Fitting a GP model with subject-specific GP terms in brms


I’m working on a problem involving multiple, independent gaussian processes that I would like to fit jointly together with a common mean function. Specifically, I would like to fit a model of the form

mu ~ GP(0, C_mu)
f_i ~ GP(0, C_i), independent for i = 1, …, n
Y_ij | mu, f_i ~ N(beta0 + mu(t_ij) + f_i(t_ij), sigma^2)

but with the constraint that sum_{i=1}^n f_i(t) = 0 so that each GP f_i represents a subject-specific deviations from the common GP mean function mu.

I thought that I could do something like
y ~ gp(t, k = 10, c = 5/4) + gp(t, k = 10, c = 5/4, by = id)
since the gp-terms in brms are zero mean and the intercept is included by default, but that fails miserably. Sometimes it won’t even go into warmup (failing after a lot of “Gradient evaluated at the initial value is not finite”), and other times it starts but with very bad sampling behavior.

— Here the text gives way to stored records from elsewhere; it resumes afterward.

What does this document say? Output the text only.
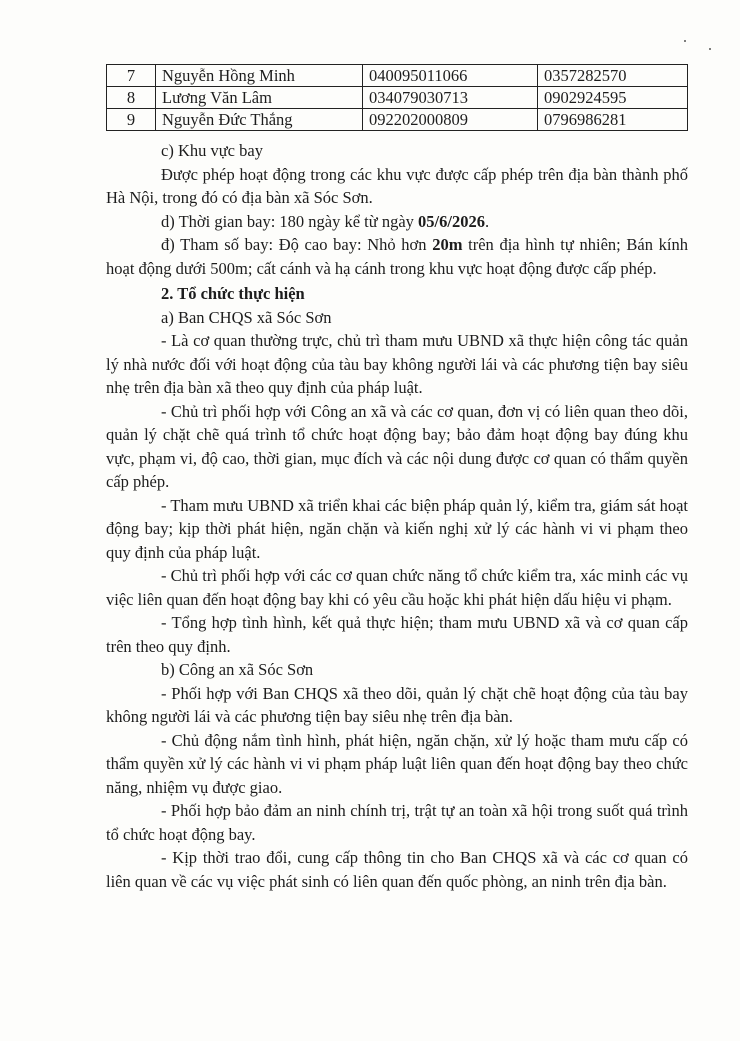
7	Nguyễn Hồng Minh	040095011066	0357282570
8	Lương Văn Lâm	034079030713	0902924595
9	Nguyễn Đức Thắng	092202000809	0796986281

c) Khu vực bay

Được phép hoạt động trong các khu vực được cấp phép trên địa bàn thành phố Hà Nội, trong đó có địa bàn xã Sóc Sơn.

d) Thời gian bay: 180 ngày kể từ ngày 05/6/2026.

đ) Tham số bay: Độ cao bay: Nhỏ hơn 20m trên địa hình tự nhiên; Bán kính hoạt động dưới 500m; cất cánh và hạ cánh trong khu vực hoạt động được cấp phép.

2. Tổ chức thực hiện

a) Ban CHQS xã Sóc Sơn

- Là cơ quan thường trực, chủ trì tham mưu UBND xã thực hiện công tác quản lý nhà nước đối với hoạt động của tàu bay không người lái và các phương tiện bay siêu nhẹ trên địa bàn xã theo quy định của pháp luật.

- Chủ trì phối hợp với Công an xã và các cơ quan, đơn vị có liên quan theo dõi, quản lý chặt chẽ quá trình tổ chức hoạt động bay; bảo đảm hoạt động bay đúng khu vực, phạm vi, độ cao, thời gian, mục đích và các nội dung được cơ quan có thẩm quyền cấp phép.

- Tham mưu UBND xã triển khai các biện pháp quản lý, kiểm tra, giám sát hoạt động bay; kịp thời phát hiện, ngăn chặn và kiến nghị xử lý các hành vi vi phạm theo quy định của pháp luật.

- Chủ trì phối hợp với các cơ quan chức năng tổ chức kiểm tra, xác minh các vụ việc liên quan đến hoạt động bay khi có yêu cầu hoặc khi phát hiện dấu hiệu vi phạm.

- Tổng hợp tình hình, kết quả thực hiện; tham mưu UBND xã và cơ quan cấp trên theo quy định.

b) Công an xã Sóc Sơn

- Phối hợp với Ban CHQS xã theo dõi, quản lý chặt chẽ hoạt động của tàu bay không người lái và các phương tiện bay siêu nhẹ trên địa bàn.

- Chủ động nắm tình hình, phát hiện, ngăn chặn, xử lý hoặc tham mưu cấp có thẩm quyền xử lý các hành vi vi phạm pháp luật liên quan đến hoạt động bay theo chức năng, nhiệm vụ được giao.

- Phối hợp bảo đảm an ninh chính trị, trật tự an toàn xã hội trong suốt quá trình tổ chức hoạt động bay.

- Kịp thời trao đổi, cung cấp thông tin cho Ban CHQS xã và các cơ quan có liên quan về các vụ việc phát sinh có liên quan đến quốc phòng, an ninh trên địa bàn.
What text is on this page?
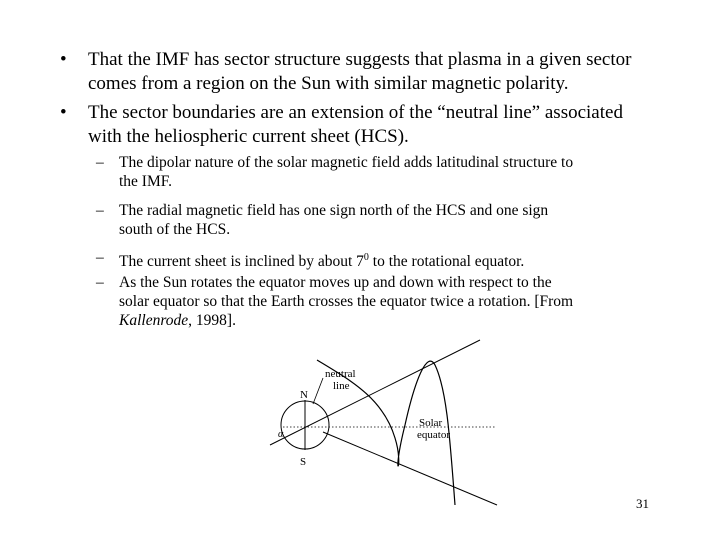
• That the IMF has sector structure suggests that plasma in a given sector
comes from a region on the Sun with similar magnetic polarity.
• The sector boundaries are an extension of the “neutral line” associated
with the heliospheric current sheet (HCS).
– The dipolar nature of the solar magnetic field adds latitudinal structure to
the IMF.
– The radial magnetic field has one sign north of the HCS and one sign
south of the HCS.
– The current sheet is inclined by about $7^0$ to the rotational equator.
– As the Sun rotates the equator moves up and down with respect to the
solar equator so that the Earth crosses the equator twice a rotation. [From
Kallenrode, 1998].
N
S
α
neutral
line
Solar
equator
31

Is there something I’m missing in the parametrization or something specific related to the default priors?

Thanks in advance!

Here’s an example


seCov <- function(s, t, alpha, rho) {
  alpha^2 * exp(-(s-t)^2 / (2 * rho^2))

mu <- function(t) {
  sin(t*10) + t*10

simGP <- function(t, alpha = 1, rho = 0.1, sigma = 0.1) {
  cMat <- outer(t, t, seCov, alpha = alpha, rho = rho)
  f <- as.numeric(rmvnorm(1, sigma = cMat))
  y <- mu(t) + f + rnorm(length(t), 0, sigma)
  list(f = f, y = y)

n <- 25 #25 GPs
t <- seq(0, 1, length.out = 20) #20 obs for each

d <-"rbind", lapply(1:n, function(id) {
  gp <- simGP(t)
  data.frame(id = id, t = t, f = gp$f, y = gp$y)
d$id <- as.factor(d$id)

m <- brm(y ~ gp(t, k = 10, c = 5/4) + gp(t, k = 10, c = 5/4, by = id), data = d)
1 Like

It’s not brms, but here’s (rather old) code for doing a hierarchical GP in Stan.

Thanks, Mike.

I might end up taking inspiration from your code and building the Stan model up from scratch myself, but the real problem is more complicated with yet another nested level within ids, left and right censoring in the observations, and a factor value influencing the over mean. I really benefit from brms setting all of this up automatically including the basis function approximation and the within chain parallelization with cmdstanr as a backend for a huge speed-up.

It would save me a lot of time if I could get this simplified example up and running using brms. I’m still not sure why my model fails so terribly.

1 Like

If they always sum to zero then they are not independent and you need to define a kernel that specifies the full covariance structure jointly over all subjects and values for t (or maybe alternatively you could have N-1 independent GPs for t and for the last subject is is deterministically -sum(GPs of other subjects)). The lgpr package (Longitudinal Gaussian Process Regression • lgpr) can model subject-specific deviations from the common trend with the zero-sum kernel described in, which I believe is exactly what you are asking, if you define a model

lgp(formula = y ~ t + t|id, ...)

Might be quite slow tho if you have 20*25=500 observations as it doesn’t (yet still) have the basis function approximation, but I have fitted simple models with 600 observations in under a day with it.


This is a very good point. I feel kinda stupid for not realizing that earlier.

Thank you for the reference to lgpr. That looks very interesting, indeed, and I’ll read up on it. Unfortunately, the number of obs for the real problem is much worse than in my example - the real data set has around 1 * 10^5 data points for 380 subjects - so some basis approximation would definitely be required.